Midterms’ Biggest Abortion Battleground: Pennsylvania
HANOVER TOWNSHIP, Pa. — Jan Downey, who calls herself “a Catholic Republican,” is so unhappy about the Supreme Court’s likely reversal of abortion rights that she is leaning toward voting for a Democrat for Pennsylvania governor this year.Linda Ward, also a Republican, said the state’s current law allowing abortion up to 24 weeks was “reasonable.”
After a draft of a Supreme Court opinion that would end the constitutional guarantee of abortion rights was leaked last week, Republicans downplayed the issue, shifting attention instead to the leak itself and away from its substance. They also argued that voters’ attentions were fleeting, that abortion was hardly a silver bullet for Democratic apathy and that more pressing issues — inflation and President Joe Biden’s unpopularity — had already cast the midterm die.

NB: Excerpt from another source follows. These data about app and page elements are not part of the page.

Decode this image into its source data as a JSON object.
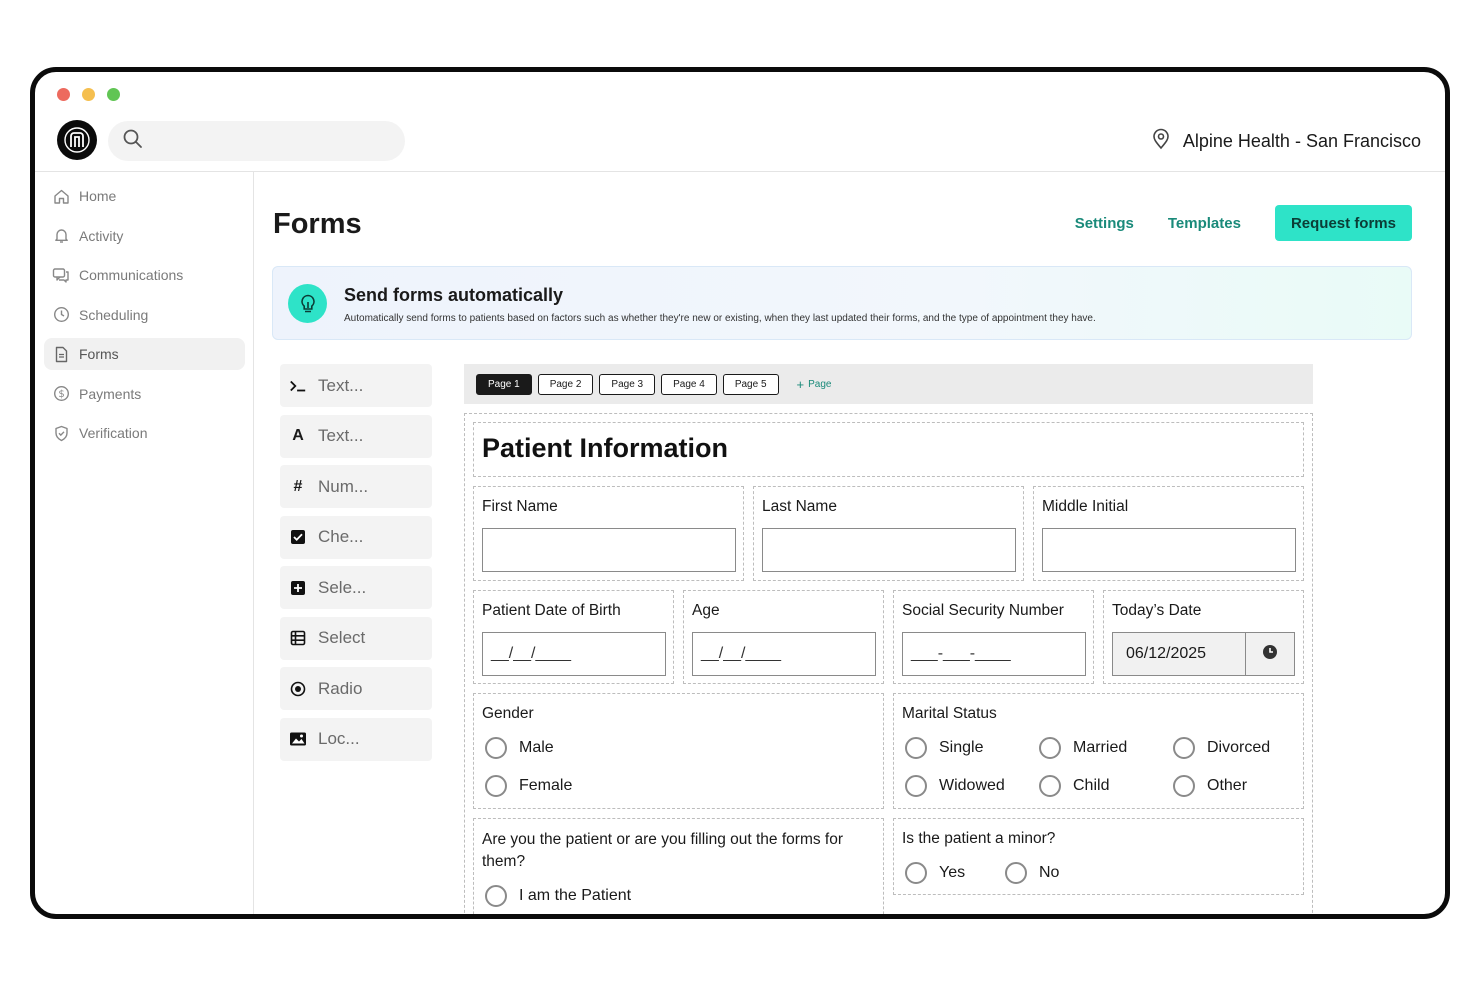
{
  "window": {
    "colors": {
      "close": "#ed6a5e",
      "minimize": "#f5bf4f",
      "zoom": "#61c554"
    }
  },
  "header": {
    "logo_icon": "brand-logo-icon",
    "search_icon": "search-icon",
    "search_placeholder": "",
    "location_icon": "map-pin-icon",
    "location": "Alpine Health - San Francisco"
  },
  "sidebar": {
    "items": [
      {
        "label": "Home",
        "icon": "home-icon"
      },
      {
        "label": "Activity",
        "icon": "bell-icon"
      },
      {
        "label": "Communications",
        "icon": "chat-icon"
      },
      {
        "label": "Scheduling",
        "icon": "clock-icon"
      },
      {
        "label": "Forms",
        "icon": "document-icon",
        "active": true
      },
      {
        "label": "Payments",
        "icon": "dollar-icon"
      },
      {
        "label": "Verification",
        "icon": "shield-icon"
      }
    ]
  },
  "page": {
    "title": "Forms",
    "actions": {
      "settings": "Settings",
      "templates": "Templates",
      "request": "Request forms"
    },
    "accent": "#2ee3c8",
    "link_color": "#1a8a7a"
  },
  "banner": {
    "icon": "lightbulb-icon",
    "title": "Send forms automatically",
    "description": "Automatically send forms to patients based on factors such as whether they're new or existing, when they last updated their forms, and the type of appointment they have."
  },
  "tools": [
    {
      "label": "Text...",
      "icon": "terminal-icon"
    },
    {
      "label": "Text...",
      "icon": "letter-a-icon"
    },
    {
      "label": "Num...",
      "icon": "hash-icon"
    },
    {
      "label": "Che...",
      "icon": "checkbox-icon"
    },
    {
      "label": "Sele...",
      "icon": "plus-square-icon"
    },
    {
      "label": "Select",
      "icon": "list-table-icon"
    },
    {
      "label": "Radio",
      "icon": "radio-icon"
    },
    {
      "label": "Loc...",
      "icon": "image-icon"
    }
  ],
  "pages": {
    "tabs": [
      "Page 1",
      "Page 2",
      "Page 3",
      "Page 4",
      "Page 5"
    ],
    "active": "Page 1",
    "add_label": "Page"
  },
  "form": {
    "title": "Patient Information",
    "first_name": {
      "label": "First Name",
      "value": ""
    },
    "last_name": {
      "label": "Last Name",
      "value": ""
    },
    "middle_initial": {
      "label": "Middle Initial",
      "value": ""
    },
    "dob": {
      "label": "Patient Date of Birth",
      "placeholder": "__/__/____"
    },
    "age": {
      "label": "Age",
      "placeholder": "__/__/____"
    },
    "ssn": {
      "label": "Social Security Number",
      "placeholder": "___-___-____"
    },
    "today": {
      "label": "Today’s Date",
      "value": "06/12/2025",
      "icon": "clock-filled-icon"
    },
    "gender": {
      "label": "Gender",
      "options": [
        "Male",
        "Female"
      ]
    },
    "marital": {
      "label": "Marital Status",
      "options": [
        "Single",
        "Married",
        "Divorced",
        "Widowed",
        "Child",
        "Other"
      ]
    },
    "filler": {
      "label": "Are you the patient or are you filling out the forms for them?",
      "options": [
        "I am the Patient"
      ]
    },
    "minor": {
      "label": "Is the patient a minor?",
      "options": [
        "Yes",
        "No"
      ]
    }
  }
}
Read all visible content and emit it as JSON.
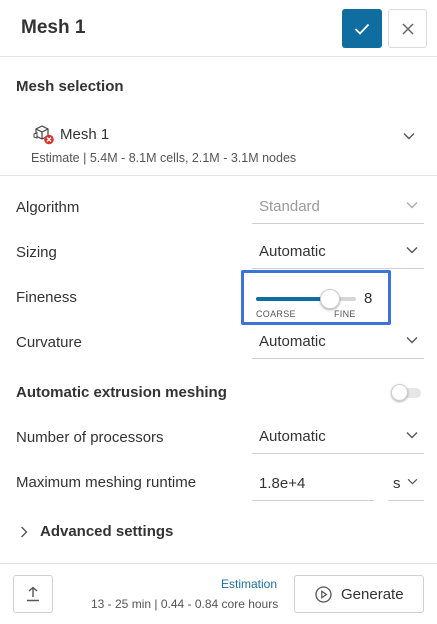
{
  "header": {
    "title": "Mesh 1",
    "confirm_icon": "check-icon",
    "close_icon": "close-icon"
  },
  "mesh_selection": {
    "title": "Mesh selection",
    "item": {
      "icon": "mesh-error-icon",
      "name": "Mesh 1",
      "estimate": "Estimate | 5.4M - 8.1M cells, 2.1M - 3.1M nodes"
    }
  },
  "settings": {
    "algorithm": {
      "label": "Algorithm",
      "value": "Standard",
      "disabled": true
    },
    "sizing": {
      "label": "Sizing",
      "value": "Automatic"
    },
    "fineness": {
      "label": "Fineness",
      "value": "8",
      "min": 1,
      "max": 10,
      "coarse_label": "COARSE",
      "fine_label": "FINE"
    },
    "curvature": {
      "label": "Curvature",
      "value": "Automatic"
    }
  },
  "extrusion": {
    "title": "Automatic extrusion meshing",
    "enabled": false
  },
  "processors": {
    "label": "Number of processors",
    "value": "Automatic"
  },
  "runtime": {
    "label": "Maximum meshing runtime",
    "value": "1.8e+4",
    "unit": "s"
  },
  "advanced": {
    "label": "Advanced settings"
  },
  "footer": {
    "upload_icon": "upload-icon",
    "estimation_link": "Estimation",
    "estimation_detail": "13 - 25 min | 0.44 - 0.84 core hours",
    "generate_label": "Generate",
    "generate_icon": "play-circle-icon"
  },
  "colors": {
    "accent": "#0f6da0",
    "highlight_box": "#3b73d6",
    "error": "#d9342b"
  }
}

“The legislature is going to put a bill on the desk of the next governor to ban abortion,” said Josh Shapiro, a Democrat running unopposed for the party’s nomination for governor. “Every one of my opponents would sign it into law, and I would veto it.” Shapiro, the state’s attorney general, has been primarily known for defeating multiple cases brought by supporters of Donald Trump claiming fraud after he lost Pennsylvania by 80,000 votes in 2020.
Democratic operatives hope abortion will keep those independent voters — who have since swung against the president in polls — from defecting to Republicans. Pennsylvania’s large Roman Catholic population — about 1 in 5 adults — has afforded electoral space for a tradition of anti-abortion Democratic officials, including Sen. Bob Casey Jr., and his father, Bob Casey Sr., who served as governor. A law that the senior Casey pushed through the legislature in the 1980s included some abortion restrictions, which was challenged in the 1992 Supreme Court case Planned Parenthood v. Casey.